I've always wanted to be an artist.  I've spent time as a wanna-be artist and I've spent time as a closet artist and just recently I've learned to be an artist.  The fact of the matter is, I've always been an artist, I was just too afraid to call myself one.  I've spent most of my life too afraid of too many things.  I'm learning how to step away from the fear and embrace the things of which I've been fearful.

Last Friday I went to my friend Joy's yoga studio to participate in an informal, relaxing art/craft night.  We simply made art.  A variety of supplies was provided and we were turned loose to create.  I thoroughly enjoyed myself and the time spent with friends new and old.  The time flew by and I ended up with an incomplete project.  I brought all the pieces of my project home with me and promised Joy I would finish it on my own.  I got home and placed my project on the kitchen counter with a sense of sadness and guilt knowing that it was most likely going to stay in that unfinished stage.

When it comes to art I have always had a difficult time finishing what I start.  This past week (as I neared completion of a project that had been started a couple of years ago) I asked myself why it took me so long to get to this point.  As I explored my past reasons, I realized that finishing something of an artistic or crafty nature makes me an artist.  I have a piece of art that I created and therefore I am creative and artistic.  What if I'm not good enough?  What if no one but me can appreciate it?  What if it turns out to be uuugly?  What if I fail?  Those questions have always been so terrifying that I have always purposely not finished a piece, or even worse, never started.
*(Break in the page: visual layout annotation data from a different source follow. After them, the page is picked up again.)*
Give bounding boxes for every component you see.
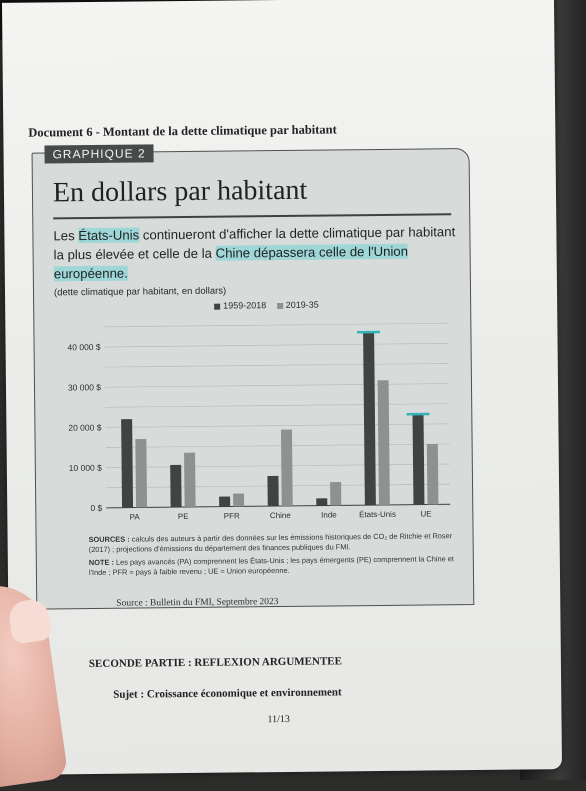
bar-2 [378,380,390,505]
bar-1 [316,498,327,505]
x-tick-label: PE [178,512,189,521]
y-tick-label: 10 000 $ [69,463,102,473]
part-title: SECONDE PARTIE : REFLEXION ARGUMENTEE [89,655,342,670]
bar-2 [427,444,439,504]
chart-legend: 1959-2018 2019-35 [214,300,327,311]
gridline [106,464,450,468]
gridline [105,343,449,347]
y-tick-label: 20 000 $ [68,422,101,432]
document-title: Document 6 - Montant de la dette climati… [28,121,508,141]
sources-label: SOURCES : [89,535,130,544]
chart-notes: SOURCES : calculs des auteurs à partir d… [89,531,461,578]
legend-label-2: 2019-35 [286,300,319,310]
bar-layer [120,331,438,507]
y-tick-label: 0 $ [90,503,102,513]
x-tick-label: UE [420,509,431,518]
figure-tag: GRAPHIQUE 2 [44,144,153,163]
bar-2 [330,482,341,505]
bar-1 [170,465,181,507]
x-tick-label: PFR [224,511,240,520]
bar-1 [121,419,133,508]
bar-1 [267,476,278,506]
legend-item-1: 1959-2018 [214,300,266,311]
x-tick-label: États-Unis [359,510,396,519]
page-number: 11/13 [267,714,290,725]
note-text: Les pays avancés (PA) comprennent les Ét… [89,554,454,577]
bar-1 [413,414,425,505]
x-tick-label: Inde [321,510,337,519]
x-tick-label: PA [130,512,141,521]
paper-sheet: Document 6 - Montant de la dette climati… [2,0,562,775]
note-label: NOTE : [89,558,114,567]
sources-note: SOURCES : calculs des auteurs à partir d… [89,531,461,555]
gridline [105,384,449,388]
bar-chart: 0 $ 10 000 $ 20 000 $ 30 000 $ 40 000 $ PA PE P… [48,311,460,535]
lead-pre: Les [53,228,78,243]
gridline [105,404,449,408]
figure-panel: GRAPHIQUE 2 En dollars par habitant Les … [32,148,475,610]
unit-note: (dette climatique par habitant, en dolla… [54,286,226,299]
gridline [106,444,450,448]
bar-2 [281,429,293,506]
document-source: Source : Bulletin du FMI, Septembre 2023 [116,597,278,609]
figure-title: En dollars par habitant [53,175,308,210]
bar-2 [135,439,147,507]
legend-swatch-2 [277,303,283,309]
figure-lead: Les États-Unis continueront d'afficher l… [53,222,459,283]
gridline [105,363,449,367]
gridline [104,323,448,327]
bar-2 [184,453,196,507]
title-rule [53,213,451,219]
y-tick-label: 30 000 $ [68,382,101,392]
lead-highlight-us: États-Unis [78,227,139,243]
legend-label-1: 1959-2018 [223,300,266,310]
x-tick-label: Chine [270,511,292,520]
legend-swatch-1 [214,303,220,309]
sources-text: calculs des auteurs à partir des données… [89,531,453,554]
note-block: NOTE : Les pays avancés (PA) comprennent… [89,554,461,578]
y-tick-label: 40 000 $ [67,342,100,352]
legend-item-2: 2019-35 [277,300,319,310]
bar-1 [219,496,230,506]
subject-line: Sujet : Croissance économique et environ… [113,686,342,700]
bar-2 [233,494,244,507]
bar-1 [363,332,376,505]
gridline [105,424,449,428]
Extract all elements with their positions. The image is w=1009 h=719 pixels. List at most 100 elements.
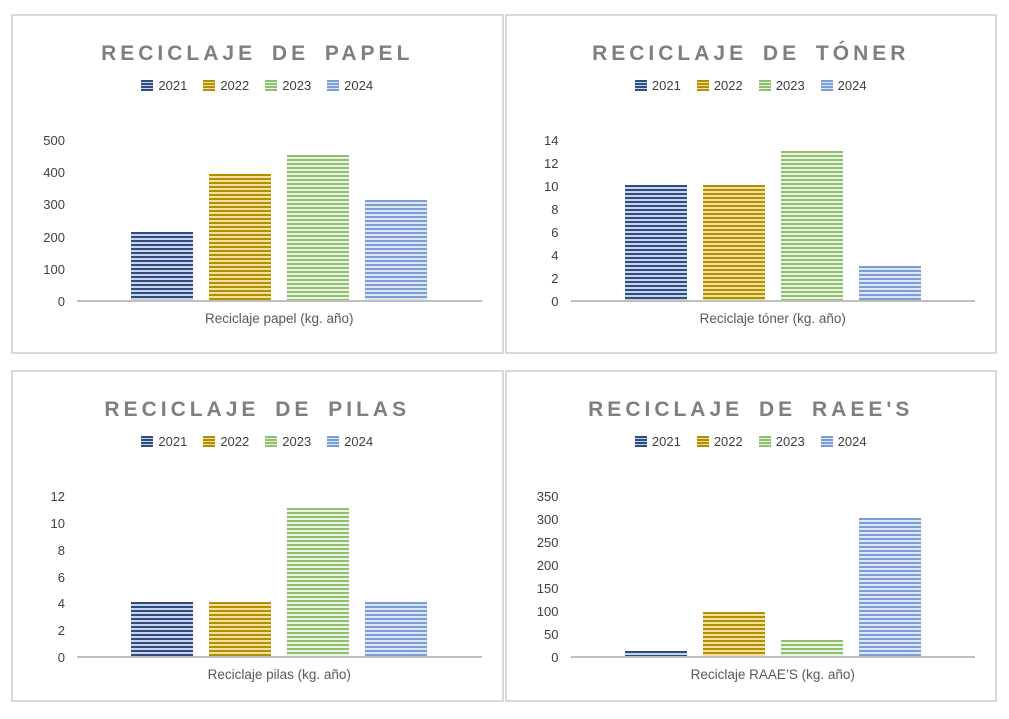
y-tick-label: 200 <box>536 558 559 573</box>
legend-swatch-icon <box>327 80 340 91</box>
bars-group <box>77 495 482 656</box>
plot-area <box>77 495 482 658</box>
legend-swatch-icon <box>203 436 216 447</box>
y-tick-label: 100 <box>536 604 559 619</box>
chart-body: 0 50 100 150 200 250 300 350 <box>507 489 996 665</box>
x-axis-label: Reciclaje papel (kg. año) <box>204 311 354 326</box>
legend-item-2022: 2022 <box>203 434 249 449</box>
bar-2023 <box>780 150 843 300</box>
legend-year-label: 2021 <box>158 434 188 449</box>
legend-year-label: 2021 <box>158 78 188 93</box>
legend-swatch-icon <box>203 80 216 91</box>
legend-swatch-icon <box>265 80 278 91</box>
legend-swatch-icon <box>265 436 278 447</box>
legend-swatch-icon <box>820 436 833 447</box>
y-tick-label: 12 <box>544 156 559 171</box>
y-tick-label: 2 <box>551 271 559 286</box>
y-tick-label: 8 <box>57 542 65 558</box>
bar-2023 <box>287 508 350 656</box>
y-tick-label: 8 <box>551 202 559 217</box>
bar-2024 <box>365 602 428 656</box>
chart-legend: 2021 2022 2023 2024 <box>141 434 373 449</box>
legend-item-2023: 2023 <box>758 434 805 449</box>
y-tick-label: 350 <box>536 489 559 504</box>
legend-swatch-icon <box>758 436 771 447</box>
legend-year-label: 2024 <box>837 434 867 449</box>
bar-2021 <box>131 602 194 656</box>
legend-swatch-icon <box>634 436 647 447</box>
chart-body: 0 2 4 6 8 10 12 <box>13 489 502 665</box>
legend-item-2021: 2021 <box>634 78 681 93</box>
legend-item-2023: 2023 <box>758 78 805 93</box>
legend-item-2023: 2023 <box>265 434 311 449</box>
chart-panel-reciclaje-raees: RECICLAJE DE RAEE'S 2021 2022 2023 2024 0 50… <box>504 370 997 702</box>
y-tick-label: 6 <box>551 225 559 240</box>
y-tick-label: 10 <box>544 179 559 194</box>
legend-swatch-icon <box>634 80 647 91</box>
y-tick-label: 150 <box>536 581 559 596</box>
y-tick-label: 0 <box>57 294 65 309</box>
y-tick-label: 100 <box>43 261 65 277</box>
legend-item-2021: 2021 <box>141 78 187 93</box>
legend-swatch-icon <box>141 80 154 91</box>
bar-2021 <box>624 185 687 300</box>
y-tick-label: 4 <box>551 248 559 263</box>
y-tick-label: 300 <box>536 512 559 527</box>
y-tick-label: 4 <box>57 596 65 612</box>
chart-title: RECICLAJE DE TÓNER <box>592 42 910 65</box>
chart-legend: 2021 2022 2023 2024 <box>634 434 867 449</box>
chart-body: 0 2 4 6 8 10 12 14 <box>507 133 996 309</box>
chart-panel-reciclaje-papel: RECICLAJE DE PAPEL 2021 2022 2023 2024 0 100… <box>11 14 504 354</box>
plot-area <box>570 495 976 658</box>
y-tick-label: 250 <box>536 535 559 550</box>
chart-body: 0 100 200 300 400 500 <box>13 133 502 309</box>
x-axis-label: Reciclaje tóner (kg. año) <box>699 311 846 326</box>
y-tick-label: 200 <box>43 229 65 245</box>
legend-year-label: 2023 <box>282 78 312 93</box>
bar-2022 <box>702 185 765 300</box>
y-tick-label: 50 <box>544 627 559 642</box>
legend-swatch-icon <box>820 80 833 91</box>
y-tick-label: 300 <box>43 197 65 213</box>
chart-title: RECICLAJE DE PAPEL <box>101 42 414 65</box>
bar-2022 <box>702 612 765 656</box>
legend-year-label: 2024 <box>344 434 374 449</box>
y-axis: 0 50 100 150 200 250 300 350 <box>507 489 571 665</box>
legend-swatch-icon <box>141 436 154 447</box>
y-tick-label: 0 <box>57 650 65 665</box>
bar-2023 <box>287 155 350 300</box>
legend-year-label: 2024 <box>837 78 867 93</box>
y-tick-label: 0 <box>551 650 559 665</box>
legend-year-label: 2022 <box>220 434 250 449</box>
legend-year-label: 2023 <box>775 78 805 93</box>
y-tick-label: 2 <box>57 623 65 639</box>
legend-item-2022: 2022 <box>203 78 249 93</box>
chart-legend: 2021 2022 2023 2024 <box>634 78 867 93</box>
legend-item-2024: 2024 <box>327 434 373 449</box>
legend-year-label: 2022 <box>220 78 250 93</box>
y-tick-label: 6 <box>57 569 65 585</box>
legend-year-label: 2022 <box>713 434 743 449</box>
legend-year-label: 2023 <box>282 434 312 449</box>
chart-title: RECICLAJE DE PILAS <box>104 398 411 421</box>
legend-swatch-icon <box>696 80 709 91</box>
legend-item-2021: 2021 <box>634 434 681 449</box>
legend-item-2024: 2024 <box>820 434 867 449</box>
legend-item-2024: 2024 <box>327 78 373 93</box>
chart-title: RECICLAJE DE RAEE'S <box>588 398 914 421</box>
chart-panel-reciclaje-pilas: RECICLAJE DE PILAS 2021 2022 2023 2024 0 2 4 6… <box>11 370 504 702</box>
bar-2023 <box>780 639 843 656</box>
x-axis-label: Reciclaje pilas (kg. año) <box>207 667 351 682</box>
y-tick-label: 10 <box>50 515 65 531</box>
y-axis: 0 2 4 6 8 10 12 14 <box>507 133 571 309</box>
legend-item-2022: 2022 <box>696 78 743 93</box>
legend-item-2024: 2024 <box>820 78 867 93</box>
plot-area <box>77 139 482 302</box>
bars-group <box>571 495 976 656</box>
legend-swatch-icon <box>696 436 709 447</box>
chart-legend: 2021 2022 2023 2024 <box>141 78 373 93</box>
bar-2024 <box>858 265 921 300</box>
plot-area <box>570 139 975 302</box>
x-axis-label: Reciclaje RAAE’S (kg. año) <box>690 667 855 682</box>
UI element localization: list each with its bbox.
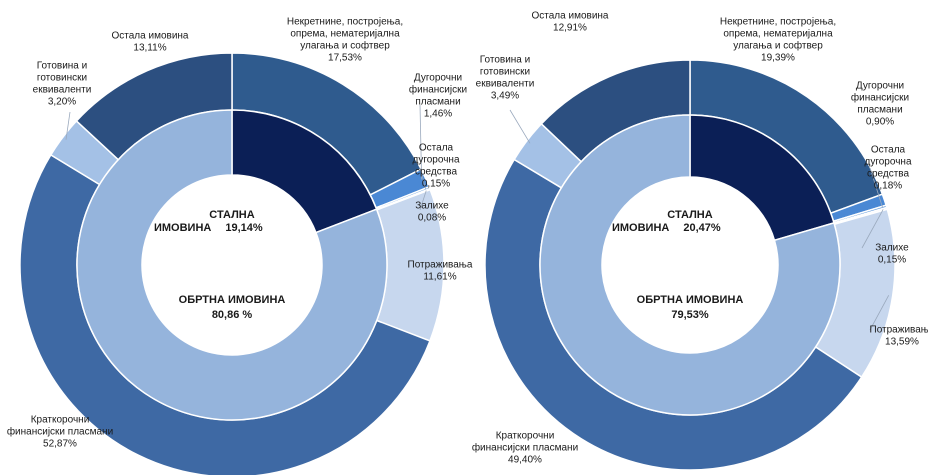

I now own and embrace that the elation and gratification of creating is what's important.  For now the end product is of miniscule importance compared to the empowerment and bliss that come from the process of creating something, anything.  The project that I started Friday night is still not completed, but not because I am afraid of it turning me into an artist.  It is in a drying stage of creation.  Once the glue has set I will continue working on it until I decide it is complete for I AM AN ARTIST.

A special thanks to my friend Joy, who has helped me in so many ways, learn to be me.